I am doing LASSO using HPGENSELECT. Below is the code that I am using.
PROC HPGENSELECT DATA=library.Bigdata LASSORHO= 0.80 LASSOSTEPS= 50;
PARTITION roleVar=Group(train='Group1' validate='Group2');
CLASSVAR1 VAR2;
MODEL MASLD (descending)= VAR1 VAR2 ...... VAR(X);
/ DISTRIBUTION = BINARY;
SELECTION METHOD=LASSO (CHOOSE=VALIDATE STOP=None) DETAILS=ALL;
by _imputation_;
ods output ParameterEstimates=data;
run;
quit;
I am facing a couple of problems here.

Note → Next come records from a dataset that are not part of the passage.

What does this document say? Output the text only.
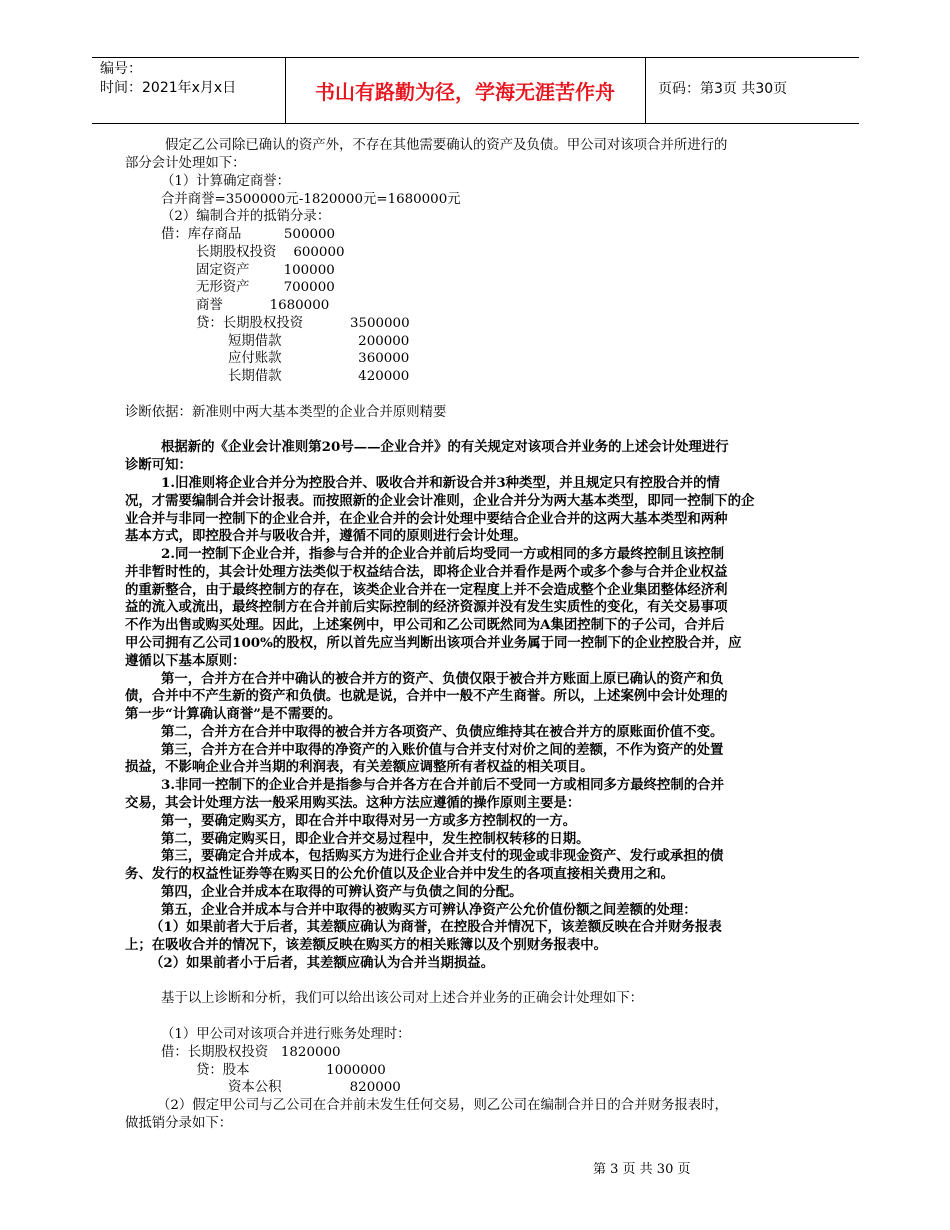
编号：
时间：2021年x月x日	书山有路勤为径，学海无涯苦作舟	页码：第3页 共30页
假定乙公司除已确认的资产外，不存在其他需要确认的资产及负债。甲公司对该项合并所进行的
部分会计处理如下：
（1）计算确定商誉：
合并商誉=3500000元-1820000元=1680000元
（2）编制合并的抵销分录：
借：库存商品          500000
长期股权投资    600000
固定资产        100000
无形资产        700000
商誉           1680000
贷：长期股权投资           3500000
短期借款                  200000
应付账款                  360000
长期借款                  420000
诊断依据：新准则中两大基本类型的企业合并原则精要
根据新的《企业会计准则第20号——企业合并》的有关规定对该项合并业务的上述会计处理进行
诊断可知：
1.旧准则将企业合并分为控股合并、吸收合并和新设合并3种类型，并且规定只有控股合并的情
况，才需要编制合并会计报表。而按照新的企业会计准则，企业合并分为两大基本类型，即同一控制下的企
业合并与非同一控制下的企业合并，在企业合并的会计处理中要结合企业合并的这两大基本类型和两种
基本方式，即控股合并与吸收合并，遵循不同的原则进行会计处理。
2.同一控制下企业合并，指参与合并的企业合并前后均受同一方或相同的多方最终控制且该控制
并非暂时性的，其会计处理方法类似于权益结合法，即将企业合并看作是两个或多个参与合并企业权益
的重新整合，由于最终控制方的存在，该类企业合并在一定程度上并不会造成整个企业集团整体经济利
益的流入或流出，最终控制方在合并前后实际控制的经济资源并没有发生实质性的变化，有关交易事项
不作为出售或购买处理。因此，上述案例中，甲公司和乙公司既然同为A集团控制下的子公司，合并后
甲公司拥有乙公司100%的股权，所以首先应当判断出该项合并业务属于同一控制下的企业控股合并，应
遵循以下基本原则：
第一，合并方在合并中确认的被合并方的资产、负债仅限于被合并方账面上原已确认的资产和负
债，合并中不产生新的资产和负债。也就是说，合并中一般不产生商誉。所以，上述案例中会计处理的
第一步“计算确认商誉”是不需要的。
第二，合并方在合并中取得的被合并方各项资产、负债应维持其在被合并方的原账面价值不变。
第三，合并方在合并中取得的净资产的入账价值与合并支付对价之间的差额，不作为资产的处置
损益，不影响企业合并当期的利润表，有关差额应调整所有者权益的相关项目。
3.非同一控制下的企业合并是指参与合并各方在合并前后不受同一方或相同多方最终控制的合并
交易，其会计处理方法一般采用购买法。这种方法应遵循的操作原则主要是：
第一，要确定购买方，即在合并中取得对另一方或多方控制权的一方。
第二，要确定购买日，即企业合并交易过程中，发生控制权转移的日期。
第三，要确定合并成本，包括购买方为进行企业合并支付的现金或非现金资产、发行或承担的债
务、发行的权益性证券等在购买日的公允价值以及企业合并中发生的各项直接相关费用之和。
第四，企业合并成本在取得的可辨认资产与负债之间的分配。
第五，企业合并成本与合并中取得的被购买方可辨认净资产公允价值份额之间差额的处理：
（1）如果前者大于后者，其差额应确认为商誉，在控股合并情况下，该差额反映在合并财务报表
上；在吸收合并的情况下，该差额反映在购买方的相关账簿以及个别财务报表中。
（2）如果前者小于后者，其差额应确认为合并当期损益。
基于以上诊断和分析，我们可以给出该公司对上述合并业务的正确会计处理如下：
（1）甲公司对该项合并进行账务处理时：
借：长期股权投资   1820000
贷：股本                  1000000
资本公积                820000
（2）假定甲公司与乙公司在合并前未发生任何交易，则乙公司在编制合并日的合并财务报表时，
做抵销分录如下：
第 3 页 共 30 页
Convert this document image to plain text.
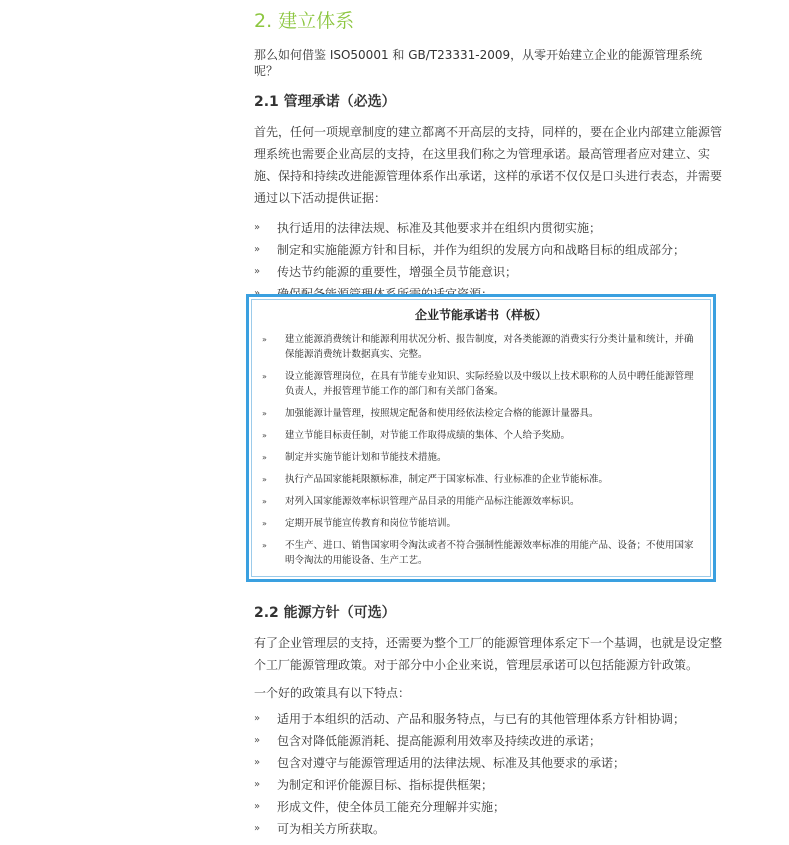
2. 建立体系

那么如何借鉴 ISO50001 和 GB/T23331-2009，从零开始建立企业的能源管理系统呢？

2.1 管理承诺（必选）

首先，任何一项规章制度的建立都离不开高层的支持，同样的，要在企业内部建立能源管理系统也需要企业高层的支持，在这里我们称之为管理承诺。最高管理者应对建立、实施、保持和持续改进能源管理体系作出承诺，这样的承诺不仅仅是口头进行表态，并需要通过以下活动提供证据：

» 执行适用的法律法规、标准及其他要求并在组织内贯彻实施；
» 制定和实施能源方针和目标，并作为组织的发展方向和战略目标的组成部分；
» 传达节约能源的重要性，增强全员节能意识；
企业节能承诺书（样板）
» 建立能源消费统计和能源利用状况分析、报告制度，对各类能源的消费实行分类计量和统计，并确保能源消费统计数据真实、完整。
» 设立能源管理岗位，在具有节能专业知识、实际经验以及中级以上技术职称的人员中聘任能源管理负责人，并报管理节能工作的部门和有关部门备案。
» 加强能源计量管理，按照规定配备和使用经依法检定合格的能源计量器具。
» 建立节能目标责任制，对节能工作取得成绩的集体、个人给予奖励。
» 制定并实施节能计划和节能技术措施。
» 执行产品国家能耗限额标准，制定严于国家标准、行业标准的企业节能标准。
» 对列入国家能源效率标识管理产品目录的用能产品标注能源效率标识。
» 定期开展节能宣传教育和岗位节能培训。
» 不生产、进口、销售国家明令淘汰或者不符合强制性能源效率标准的用能产品、设备；不使用国家明令淘汰的用能设备、生产工艺。
2.2 能源方针（可选）

有了企业管理层的支持，还需要为整个工厂的能源管理体系定下一个基调，也就是设定整个工厂能源管理政策。对于部分中小企业来说，管理层承诺可以包括能源方针政策。

一个好的政策具有以下特点：

» 适用于本组织的活动、产品和服务特点，与已有的其他管理体系方针相协调；
» 包含对降低能源消耗、提高能源利用效率及持续改进的承诺；
» 包含对遵守与能源管理适用的法律法规、标准及其他要求的承诺；
» 为制定和评价能源目标、指标提供框架；
» 形成文件，使全体员工能充分理解并实施；
» 可为相关方所获取。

LASSO is selecting the optimal model as one with the lowest ASE, which is always the last step(in case the 50th step) So, I need to increase the LASSOSTEPS=100, still it selects the 100th step as the optimal model It keeps on doing that how much ever I increase the LASSOSTEPS. And I increase the LASSOSTEPS, the number of variables selected into the model also increases and at around TEPS -80, the SAS selects all the 45 variables in to the optimal mode; Do, basically its not doing any more variable selection by the time it reaches step 80, but still last step (say 100th) is selected as the optimal model by LASSO. Does anyone know why is it doing that? Also, the number of variable sthat SAS selects varies by the value of LAMBDARHO and LAMDASTEPS. Is there a way for me to what is the optimal values for these and how to get that for my model? This is my reference-https://www.mwsug.org/proceedings/2017/AA/MWSUG-2017-AA02.pdf
I also use SAS documentation for HPGENSELECT as my reference. Can anyone help with this? Thank you.